See, AC characters like Evie Frye, Aya, and Alexios were supposed to have prominent roles in their respective AC games. According to a Bloomberg article by Jason Schreier, the company’s “machismo” culture changed all that for the worst. Examples include:
- Assassin’s Creed Syndicate twins Jacob and Evie having a more even split between the two. The AC Syndicate that is released has a 60/40 split between Jacob and Evie after executive meddling via recently-resigned Serge Hascoët.
- AC Origins’ Bayek initially supposed to be killed off early in the original draft of the game before Aya took over for the majority of the game. The final product sees Aya having a minimized role. Again, thanks to executive meddling.

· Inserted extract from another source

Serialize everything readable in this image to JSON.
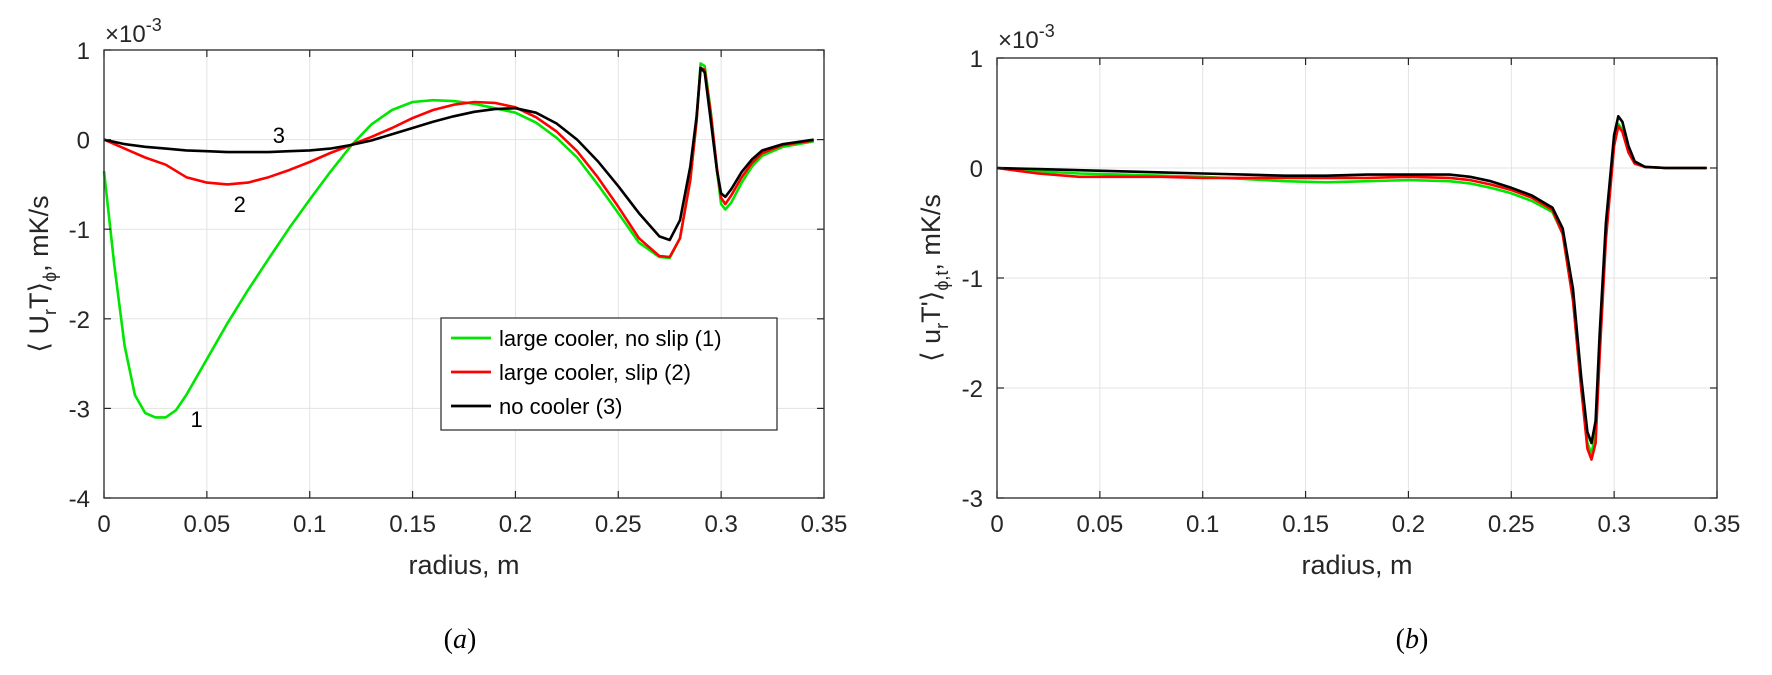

- AC Odyssey originally going to feature just Kassandra as the main character. Hascoët and other unnamed folks within Ubisoft’s marketing department claimed that games with women leads wouldn’t sell, so Alexios was included as an alternate lead.
The latter point is incredibly apparent since Kassandra felt way more integral and naturally written into the story than Alexios. Seeing as Hascoët was Ubisoft’s Chief Creation Officer and was the creative force of the company, he was basically one of the more powerful employees in the company just behind CEO Yves Guillemot.
While it’s commendable in a way that the issue is still being sorted out, it still sucks that this has been happening for far too long and that it also inherently affected the AC games we’ve played since 2015 onwards. God forbid that this would have gone on for too long if this news wasn’t made public.